Ich liege schwer in meinem Körper. Sie wendet eine Seite im Buch. Die zusammengebundenen Haare an ihrem Hinterkopf sehen weich aus, ein Rasierpinsel. Ich bewege die Arme. Sie sieht mich an, und ein Lächeln geht in ihrem Gesicht an wie Deckenlicht in einem hellen Raum. Rasch knickt sie eine Ecke um und schließt das Buch, legt es weg und steht auf.
«Wie fühlst du dich?«fragt sie und nimmt mein Handgelenk.
Ich will ihre Hand schütteln, ein Reflex, aber sie misst nur meinen Puls. Dabei sieht sie auf ihre Uhr, ein riesiges Modell, wie es Berufstaucher und Astronauten benutzen.
«Gut«, sagt sie und legt meinen Arm auf die Decke, sanft, als sei er ein schlafendes Tier.»Du hast geträumt.«
Er fand fast immer etwas. Dann musste ich noch einmal barfuß hinab und zwei oder drei Fliesen polieren. Dermot Brennan. Mairead Doherty. Seamus Downey. Dabei stand der Mistkerl oben am Beckenrand und sah mir zu, gab Anweisungen und dirigierte mich. Während ich die nur für ihn sichtbaren Schlieren wegwischte, stellte ich mir vor, wie er den Inhalt der beiden Filterkörbe fraß, die ich bei jeder Reinigung leeren musste. Wie er mit vor Übelkeit zittrigen Fingern Brocken aus der kompakten Masse menschlicher Auswürfe und Absonderungen pulte und sich in den Mund stopfte, das Gesicht verzerrt vor Ekel und Scham. Wie er sich übergab und winselte und wie ich ihn zwang, auch sein Erbrochenes zu essen. Ich hatte eine Waffe, eine doppelläufige Schrotflinte, und wenn meine Knie schmerzten und mir die Kiefermuskeln hart wurden vor Hass, schoss ich ihm den Kopf weg. Schoss seinen verdammten Kopf in Stücke und sprenkelte damit die Wände. Saß auf dem Eimer und sah zu, wie sein Blut die Namen bedeckte, ein roter Vorhang, der sich senkt.
«Bist du hungrig?«
Bist du hungrig. Orla durfte das fragen, es ist ihre Frage, für immer. Hast du dir wehgetan. Wollen wir spazierengehen. Niemand sonst darf mir diese Fragen stellen.

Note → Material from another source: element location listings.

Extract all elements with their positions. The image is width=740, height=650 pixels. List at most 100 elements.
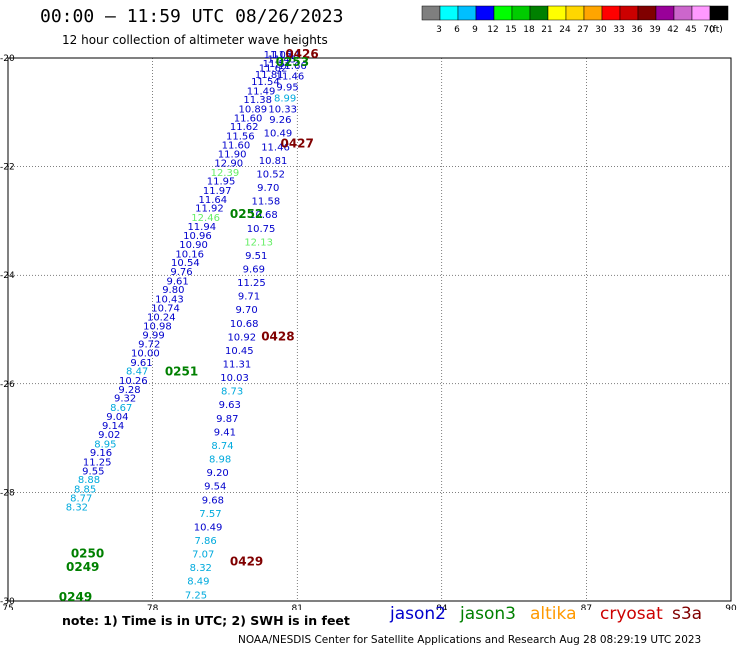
data-point-label: 10.45 — [225, 346, 254, 357]
data-point-label: 10.96 — [183, 231, 212, 242]
data-point-label: 9.68 — [202, 495, 224, 506]
legend-tick-label: 15 — [505, 25, 516, 35]
wave-height-plot: 75 78 81 84 87 90 -20 -22 -24 -26 -28 -30 11.4111.43… — [0, 47, 737, 610]
data-point-label: 9.41 — [214, 427, 236, 438]
data-point-label: 11.54 — [251, 77, 280, 88]
data-point-label: 9.63 — [219, 400, 241, 411]
time-label: 0250 — [71, 547, 104, 561]
data-point-label: 10.89 — [239, 104, 268, 115]
data-point-label: 9.70 — [235, 305, 257, 316]
data-point-label: 11.64 — [199, 195, 228, 206]
data-point-label: 10.75 — [247, 224, 276, 235]
footer-note: note: 1) Time is in UTC; 2) SWH is in fe… — [62, 613, 350, 628]
data-point-label: 11.97 — [203, 186, 232, 197]
data-point-label: 9.16 — [90, 448, 112, 459]
data-point-label: 11.56 — [226, 131, 255, 142]
data-point-label: 9.69 — [243, 264, 265, 275]
x-tick-label: 87 — [581, 604, 592, 610]
data-point-label: 11.66 — [278, 61, 307, 72]
legend-tick-label: 24 — [559, 25, 571, 35]
data-point-label: 9.02 — [98, 430, 120, 441]
data-point-label: 10.24 — [147, 312, 176, 323]
legend-tick-label: 42 — [667, 25, 678, 35]
data-point-label: 11.94 — [187, 222, 216, 233]
time-label: 0427 — [280, 137, 313, 151]
data-point-label: 12.90 — [214, 159, 243, 170]
data-point-label: 8.47 — [126, 367, 148, 378]
y-tick-label: -28 — [0, 488, 15, 498]
data-point-label: 11.25 — [237, 278, 266, 289]
data-point-label: 8.95 — [94, 439, 116, 450]
time-label: 0251 — [165, 365, 198, 379]
legend-tick-label: 21 — [541, 25, 552, 35]
data-point-label: 9.04 — [106, 412, 128, 423]
data-point-label: 12.13 — [244, 237, 273, 248]
data-point-label: 9.70 — [257, 183, 279, 194]
data-point-label: 7.07 — [192, 550, 214, 561]
page-title: 00:00 – 11:59 UTC 08/26/2023 — [40, 6, 344, 27]
data-point-label: 9.32 — [114, 394, 136, 405]
data-point-label: 9.55 — [82, 466, 104, 477]
data-point-label: 11.49 — [247, 86, 276, 97]
data-point-label: 11.92 — [195, 204, 224, 215]
data-point-label: 8.88 — [78, 475, 100, 486]
data-point-label: 11.81 — [255, 70, 284, 81]
data-point-label: 7.86 — [194, 536, 216, 547]
data-point-label: 11.38 — [243, 95, 272, 106]
data-point-label: 10.54 — [171, 258, 200, 269]
data-point-label: 11.62 — [230, 122, 259, 133]
data-point-label: 9.99 — [142, 331, 164, 342]
data-point-label: 11.46 — [276, 72, 305, 83]
legend-tick-label: 39 — [649, 25, 661, 35]
data-point-label: 9.61 — [167, 276, 189, 287]
y-tick-label: -20 — [0, 54, 15, 64]
data-point-label: 10.52 — [256, 169, 285, 180]
x-tick-label: 90 — [725, 604, 737, 610]
data-point-label: 10.43 — [155, 294, 184, 305]
data-point-label: 9.14 — [102, 421, 124, 432]
data-point-label: 10.74 — [151, 304, 180, 315]
plot-frame — [7, 57, 732, 602]
data-point-label: 11.57 — [263, 59, 292, 70]
satellite-label: cryosat — [600, 604, 663, 624]
x-tick-label: 81 — [291, 604, 302, 610]
data-point-label: 8.74 — [211, 441, 233, 452]
data-point-label: 10.03 — [220, 373, 249, 384]
data-point-label: 9.28 — [118, 385, 140, 396]
data-point-label: 10.68 — [249, 210, 278, 221]
footer-credit: NOAA/NESDIS Center for Satellite Applica… — [238, 634, 702, 646]
legend-tick-label: 33 — [613, 25, 624, 35]
data-point-label: 9.51 — [245, 251, 267, 262]
data-point-label: 8.49 — [187, 577, 209, 588]
data-point-label: 10.49 — [264, 129, 293, 140]
legend-tick-label: 6 — [454, 25, 460, 35]
satellite-label: jason3 — [460, 604, 516, 624]
data-point-label: 12.39 — [211, 168, 240, 179]
time-label: 0249 — [66, 560, 99, 574]
data-point-label: 8.98 — [209, 455, 231, 466]
data-point-label: 11.05 — [264, 50, 293, 61]
data-point-label: 9.76 — [170, 267, 192, 278]
data-point-label: 11.90 — [218, 149, 247, 160]
data-point-label: 9.26 — [269, 115, 291, 126]
satellite-label: s3a — [672, 604, 703, 624]
y-tick-label: -24 — [0, 271, 15, 281]
legend-tick-label: 36 — [631, 25, 643, 35]
data-point-label: 7.57 — [199, 509, 221, 520]
time-label: 0426 — [285, 47, 318, 61]
data-point-label: 11.25 — [83, 457, 112, 468]
page-subtitle: 12 hour collection of altimeter wave hei… — [62, 33, 328, 47]
data-point-label: 8.67 — [110, 403, 132, 414]
data-point-label: 10.81 — [259, 156, 288, 167]
legend-unit-label: (ft) — [709, 25, 723, 35]
data-point-label: 11.41 — [272, 50, 301, 61]
data-point-label: 10.90 — [179, 240, 208, 251]
legend-swatch — [709, 5, 729, 21]
x-tick-label: 78 — [147, 604, 159, 610]
time-label: 0253 — [276, 55, 309, 69]
data-point-label: 11.60 — [234, 114, 263, 125]
legend-tick-label: 27 — [577, 25, 588, 35]
data-point-label: 10.26 — [119, 376, 148, 387]
data-point-label: 9.61 — [130, 358, 152, 369]
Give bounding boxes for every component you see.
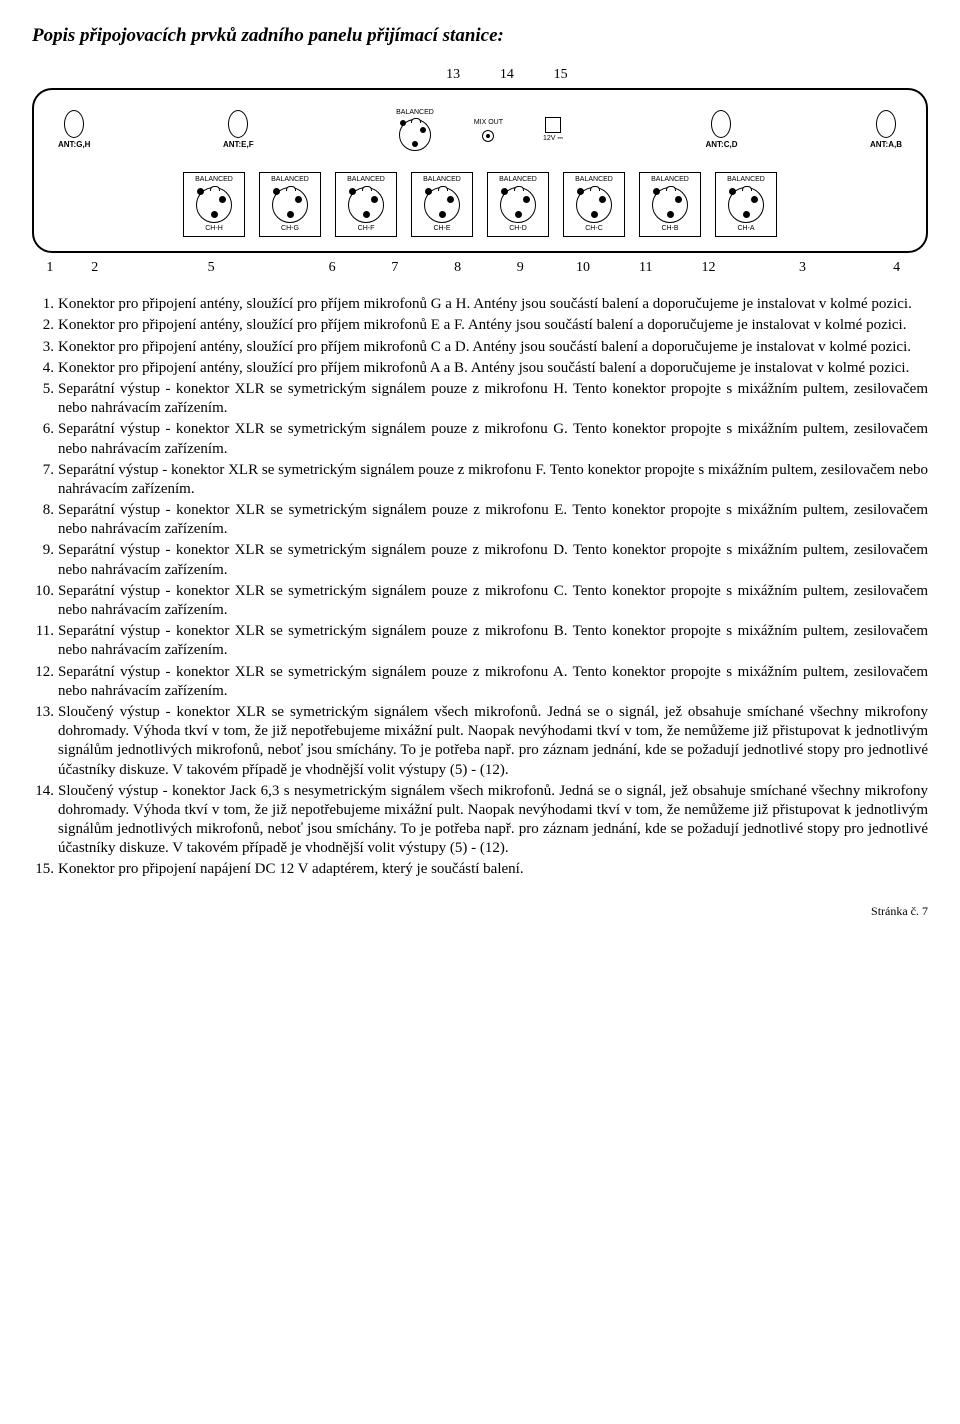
balanced-label: BALANCED <box>271 176 309 185</box>
xlr-icon <box>272 187 308 223</box>
list-item: Sloučený výstup - konektor XLR se symetr… <box>32 703 928 780</box>
balanced-label: BALANCED <box>499 176 537 185</box>
channel-block: BALANCED CH-H <box>183 172 245 237</box>
channel-block: BALANCED CH-E <box>411 172 473 237</box>
rear-panel-outline: ANT:G,H ANT:E,F BALANCED MIX OUT <box>32 88 928 253</box>
balanced-label: BALANCED <box>423 176 461 185</box>
channel-block: BALANCED CH-A <box>715 172 777 237</box>
list-item: Separátní výstup - konektor XLR se symet… <box>32 501 928 539</box>
callout-number: 6 <box>301 259 364 277</box>
page-title: Popis připojovacích prvků zadního panelu… <box>32 24 928 48</box>
channel-label: CH-A <box>737 225 754 234</box>
bottom-number-row: 125678910111234 <box>32 259 928 277</box>
antenna-ab: ANT:A,B <box>870 110 902 150</box>
channel-block: BALANCED CH-D <box>487 172 549 237</box>
list-item: Konektor pro připojení napájení DC 12 V … <box>32 860 928 879</box>
xlr-icon <box>652 187 688 223</box>
callout-number: 3 <box>740 259 865 277</box>
page-footer: Stránka č. 7 <box>32 904 928 919</box>
callout-number: 8 <box>426 259 489 277</box>
callout-number: 2 <box>68 259 122 277</box>
balanced-label: BALANCED <box>347 176 385 185</box>
callout-number: 12 <box>677 259 740 277</box>
channel-block: BALANCED CH-C <box>563 172 625 237</box>
callout-number: 7 <box>363 259 426 277</box>
channel-label: CH-E <box>433 225 450 234</box>
panel-row-channels: BALANCEDCH-HBALANCEDCH-GBALANCEDCH-FBALA… <box>58 172 902 237</box>
callout-number: 5 <box>122 259 301 277</box>
list-item: Separátní výstup - konektor XLR se symet… <box>32 380 928 418</box>
list-item: Separátní výstup - konektor XLR se symet… <box>32 622 928 660</box>
dc-input: 12V ⎓ <box>543 117 563 144</box>
xlr-icon <box>196 187 232 223</box>
channel-label: CH-C <box>585 225 603 234</box>
callout-15: 15 <box>534 66 588 84</box>
callout-14: 14 <box>480 66 534 84</box>
list-item: Separátní výstup - konektor XLR se symet… <box>32 461 928 499</box>
rear-panel-diagram: 13 14 15 ANT:G,H ANT:E,F BALANCED <box>32 66 928 277</box>
channel-block: BALANCED CH-B <box>639 172 701 237</box>
antenna-cd: ANT:C,D <box>705 110 737 150</box>
list-item: Separátní výstup - konektor XLR se symet… <box>32 420 928 458</box>
channel-label: CH-H <box>205 225 223 234</box>
list-item: Sloučený výstup - konektor Jack 6,3 s ne… <box>32 782 928 859</box>
channel-label: CH-D <box>509 225 527 234</box>
dc-connector-icon <box>545 117 561 133</box>
channel-label: CH-G <box>281 225 299 234</box>
antenna-label: ANT:G,H <box>58 140 90 150</box>
callout-number: 11 <box>614 259 677 277</box>
callout-13: 13 <box>426 66 480 84</box>
list-item: Separátní výstup - konektor XLR se symet… <box>32 663 928 701</box>
callout-number: 4 <box>865 259 928 277</box>
balanced-label: BALANCED <box>396 109 434 118</box>
top-center-cluster: BALANCED MIX OUT 12V ⎓ <box>396 109 563 151</box>
antenna-label: ANT:E,F <box>223 140 254 150</box>
xlr-icon <box>500 187 536 223</box>
callout-number: 9 <box>489 259 552 277</box>
jack-icon <box>482 130 494 142</box>
mixout-label: MIX OUT <box>474 119 503 128</box>
channel-label: CH-F <box>358 225 375 234</box>
xlr-icon <box>424 187 460 223</box>
antenna-connector-icon <box>64 110 84 138</box>
dc-label: 12V ⎓ <box>543 135 563 144</box>
balanced-label: BALANCED <box>195 176 233 185</box>
list-item: Konektor pro připojení antény, sloužící … <box>32 359 928 378</box>
top-number-row: 13 14 15 <box>32 66 928 84</box>
xlr-icon <box>728 187 764 223</box>
callout-number: 10 <box>552 259 615 277</box>
xlr-icon <box>576 187 612 223</box>
antenna-connector-icon <box>876 110 896 138</box>
list-item: Konektor pro připojení antény, sloužící … <box>32 295 928 314</box>
xlr-icon <box>399 119 431 151</box>
list-item: Konektor pro připojení antény, sloužící … <box>32 316 928 335</box>
antenna-label: ANT:C,D <box>705 140 737 150</box>
channel-label: CH-B <box>661 225 678 234</box>
balanced-label: BALANCED <box>727 176 765 185</box>
description-list: Konektor pro připojení antény, sloužící … <box>32 295 928 879</box>
antenna-label: ANT:A,B <box>870 140 902 150</box>
balanced-label: BALANCED <box>651 176 689 185</box>
antenna-gh: ANT:G,H <box>58 110 90 150</box>
panel-row-1: ANT:G,H ANT:E,F BALANCED MIX OUT <box>58 100 902 160</box>
mix-out-jack: MIX OUT <box>474 119 503 142</box>
balanced-mix-xlr: BALANCED <box>396 109 434 151</box>
antenna-connector-icon <box>711 110 731 138</box>
list-item: Separátní výstup - konektor XLR se symet… <box>32 541 928 579</box>
channel-block: BALANCED CH-F <box>335 172 397 237</box>
balanced-label: BALANCED <box>575 176 613 185</box>
xlr-icon <box>348 187 384 223</box>
callout-number: 1 <box>32 259 68 277</box>
channel-block: BALANCED CH-G <box>259 172 321 237</box>
antenna-ef: ANT:E,F <box>223 110 254 150</box>
list-item: Separátní výstup - konektor XLR se symet… <box>32 582 928 620</box>
list-item: Konektor pro připojení antény, sloužící … <box>32 338 928 357</box>
antenna-connector-icon <box>228 110 248 138</box>
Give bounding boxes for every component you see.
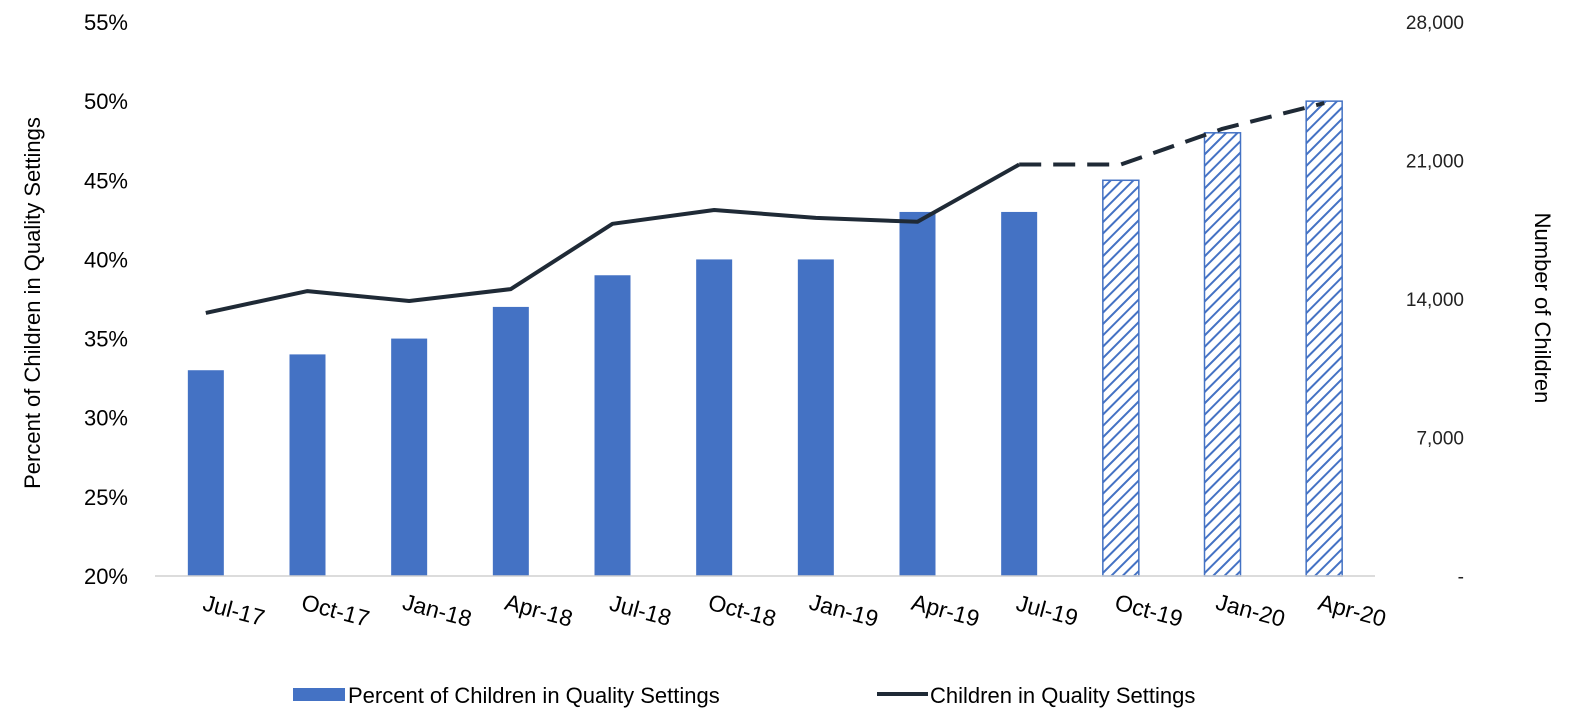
- x-tick-label: Jan-18: [400, 589, 475, 632]
- bar-projected: [1203, 132, 1242, 577]
- y-axis-right-label: Number of Children: [1530, 213, 1555, 404]
- right-axis-ticks: - 7,000 14,000 21,000 28,000: [1406, 13, 1464, 588]
- bar: [696, 259, 733, 576]
- x-tick-label: Oct-17: [299, 589, 372, 632]
- y-right-tick-label: 14,000: [1406, 290, 1464, 311]
- bar: [492, 306, 529, 576]
- x-tick-label: Oct-19: [1112, 589, 1185, 632]
- line-series: [205, 101, 1325, 315]
- legend-label-count: Children in Quality Settings: [930, 683, 1195, 708]
- y-left-tick-label: 55%: [84, 10, 128, 35]
- x-tick-label: Apr-18: [502, 589, 575, 632]
- bar: [594, 275, 631, 576]
- x-tick-label: Oct-18: [706, 589, 779, 632]
- x-tick-label: Jan-19: [807, 589, 882, 632]
- y-left-tick-label: 25%: [84, 485, 128, 510]
- bar-projected: [1102, 179, 1140, 577]
- legend-item-percent: Percent of Children in Quality Settings: [293, 683, 720, 708]
- x-tick-label: Apr-20: [1316, 589, 1389, 632]
- left-axis-ticks: 20% 25% 30% 35% 40% 45% 50% 55%: [84, 10, 128, 589]
- y-right-tick-label: 28,000: [1406, 13, 1464, 34]
- x-tick-label: Jul-17: [200, 590, 267, 631]
- bar: [1001, 211, 1038, 576]
- x-tick-label: Jul-19: [1014, 590, 1081, 631]
- y-left-tick-label: 50%: [84, 89, 128, 114]
- y-axis-left-label: Percent of Children in Quality Settings: [20, 117, 45, 489]
- x-axis-ticks: Jul-17 Oct-17 Jan-18 Apr-18 Jul-18 Oct-18 Jan-…: [200, 589, 1389, 632]
- x-tick-label: Jul-18: [607, 590, 674, 631]
- line-actual: [205, 162, 1021, 315]
- bar-projected: [1305, 100, 1343, 577]
- x-tick-label: Apr-19: [909, 589, 982, 632]
- legend: Percent of Children in Quality Settings …: [293, 683, 1195, 708]
- x-tick-label: Jan-20: [1213, 589, 1288, 632]
- bar-series: [187, 100, 1343, 577]
- legend-item-count: Children in Quality Settings: [877, 683, 1195, 708]
- y-left-tick-label: 45%: [84, 168, 128, 193]
- line-projected: [1019, 101, 1325, 167]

«Es gibt eine leckere Karottensuppe. Mit Basilikum. Oder Dill. «Sie sieht mich an.
In meinem Hinterkopf liegt ein Gewicht, das mich daran hindert, den Kopf zu schütteln, ihn leicht hin und her zu bewegen. Sedimente. Ablagerungen aus Medikamenten.
«Du musst was essen«, sagt sie und verlässt das Zimmer.